In a packed courtroom in north Rajasthan’s Bikaner town on Friday (October 8), when district and sessions judge Dhirendra Singh Nagar pronounced three people guilty of snuffing out the life of a minor Dalit girl, a group of women and Dalit group activists present there felt it was a quiet victory for country’s Dalit movement.
Body of the 17-year-old was found in the water tank of the teachers’ training college in Nokha town of Bikaner on March 29, 2016. Her father told police in the FIR that she had told them on March 28 that she had been raped by a teacher.
Presiding over the POCSO court, judge Nagar held physical training instructor Vijendra Singh guilty of kidnapping, raping and abetting the suicide of the minor. The court also pronounced college principal Pragya Prateek Shukla and hostel warden Priya Shukla guilty of abetment to suicide. Arguments on sentencing will be held on Monday (October 11). All the counts that the three have been convicted under are punishable with death.
The teenager wanted to be a teacher like her father. She came to Nokha, 450 km from Trimohi, a nondescript hamlet close to the India-Pakistan border at Gadra Road in Barmer district, to Nokha’s Adarsh Jain Teachers’ Training Institute for Women for doing Basic School Teaching Course (BSTC).
Her death resulted in widespread outrage and criticism for the then Vasundhara Raje-led Bharatiya Janata Party government in the state. Congress leader Rahul Gandhi visited Trimohi to extend his condolences to the family. Rights activists and politicians pressured the police to book the accused under different sections of the Protection of Children from Sexual Offences (POCSO) Act.
Kavita Srivastava of People’s Union for Civil Liberties (PUCL), who was present in the Bikaner court on Friday, said: “The father came from Barmer and lodged an FIR no. 146/2016. The police did not even put POCSO sections. Dalit, women and human rights groups put pressure and sections of POCSO not only of rape but also of institutional responsibility were put. Finally a charge sheet was filed.”
“The Bikaner police had then claimed that [the minor] had committed suicide by drowning, but no water was found in her lungs.
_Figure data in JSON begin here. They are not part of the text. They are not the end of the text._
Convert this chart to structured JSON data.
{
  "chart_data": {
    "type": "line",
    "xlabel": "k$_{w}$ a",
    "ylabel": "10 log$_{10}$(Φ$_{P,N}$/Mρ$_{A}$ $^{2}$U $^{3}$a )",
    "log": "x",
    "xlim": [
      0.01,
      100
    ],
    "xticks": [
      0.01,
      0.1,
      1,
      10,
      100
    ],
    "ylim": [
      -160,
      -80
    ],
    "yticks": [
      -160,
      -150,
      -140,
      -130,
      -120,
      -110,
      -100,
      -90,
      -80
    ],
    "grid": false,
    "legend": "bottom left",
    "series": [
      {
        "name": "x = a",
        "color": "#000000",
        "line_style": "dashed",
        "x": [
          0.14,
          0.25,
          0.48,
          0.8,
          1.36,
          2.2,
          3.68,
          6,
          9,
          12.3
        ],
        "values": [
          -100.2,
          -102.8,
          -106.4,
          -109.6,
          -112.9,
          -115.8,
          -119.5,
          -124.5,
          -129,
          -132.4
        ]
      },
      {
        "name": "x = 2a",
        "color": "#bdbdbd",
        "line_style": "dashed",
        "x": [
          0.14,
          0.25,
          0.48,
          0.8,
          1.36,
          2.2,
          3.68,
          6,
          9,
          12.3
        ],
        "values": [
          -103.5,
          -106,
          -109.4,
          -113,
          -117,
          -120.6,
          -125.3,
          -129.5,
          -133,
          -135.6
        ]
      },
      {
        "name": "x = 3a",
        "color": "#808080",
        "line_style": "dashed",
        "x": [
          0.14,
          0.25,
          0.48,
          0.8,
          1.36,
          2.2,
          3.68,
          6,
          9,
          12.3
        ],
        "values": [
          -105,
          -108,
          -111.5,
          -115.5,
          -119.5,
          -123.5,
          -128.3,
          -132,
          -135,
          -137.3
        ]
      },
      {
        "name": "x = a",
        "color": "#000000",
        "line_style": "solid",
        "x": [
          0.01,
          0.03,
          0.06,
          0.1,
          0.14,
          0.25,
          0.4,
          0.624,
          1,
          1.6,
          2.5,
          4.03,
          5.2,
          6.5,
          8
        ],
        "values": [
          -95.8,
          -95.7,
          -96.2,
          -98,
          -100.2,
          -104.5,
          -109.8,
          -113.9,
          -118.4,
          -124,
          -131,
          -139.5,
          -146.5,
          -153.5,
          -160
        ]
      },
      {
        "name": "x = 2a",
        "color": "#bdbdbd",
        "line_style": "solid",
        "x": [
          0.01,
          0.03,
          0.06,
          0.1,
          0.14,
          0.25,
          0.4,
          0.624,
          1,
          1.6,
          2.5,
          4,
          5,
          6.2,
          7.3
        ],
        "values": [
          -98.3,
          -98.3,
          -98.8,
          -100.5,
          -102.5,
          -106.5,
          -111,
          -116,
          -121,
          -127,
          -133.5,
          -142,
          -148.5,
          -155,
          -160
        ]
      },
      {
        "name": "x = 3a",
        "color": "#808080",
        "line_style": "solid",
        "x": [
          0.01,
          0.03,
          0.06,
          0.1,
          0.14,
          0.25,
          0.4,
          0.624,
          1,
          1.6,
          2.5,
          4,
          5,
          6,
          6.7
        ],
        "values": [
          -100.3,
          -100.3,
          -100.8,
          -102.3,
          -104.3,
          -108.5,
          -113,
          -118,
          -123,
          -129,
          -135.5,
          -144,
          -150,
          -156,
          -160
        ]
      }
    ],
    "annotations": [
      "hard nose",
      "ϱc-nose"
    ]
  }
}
It was suggested that she killed herself after being caught in a compromising position with the physical training instructor,” local journalist Anurag Harsh told. “But it emerged that the hostel warden Priya Shukla used to send her to the Physical Training Instructor’s room for cleaning, and she had complained about it to her father several times.”
After the outrage over the case, the state government recommended the investigation be given to the Central Bureau of Investigation but the federal agency did not take it up even two months after the order from the state home department. Subsequently, Bikaner police completed investigation in the case.
“The Bikaner police filed the charge sheet claiming that [the minor] was not murdered but forced to commit suicide. They charged PTI Vijendra Singh, principal Pragya Prateek Shukla and hostel warden Priya Shukla under different sections of Indian Penal Code, POCSO and the SC/ST Act,” added Harsh.
According to Kavita Srivastava, the trial started in 2017 and took four years till conviction. “It got delayed because Rajasthan high court HC temporarily stayed the trial. Finally, when the witness deposition took off, courts closed during 2020 and 2021 due to COVID pandemic. The final arguments began on September 2 and closed on 27,” she said.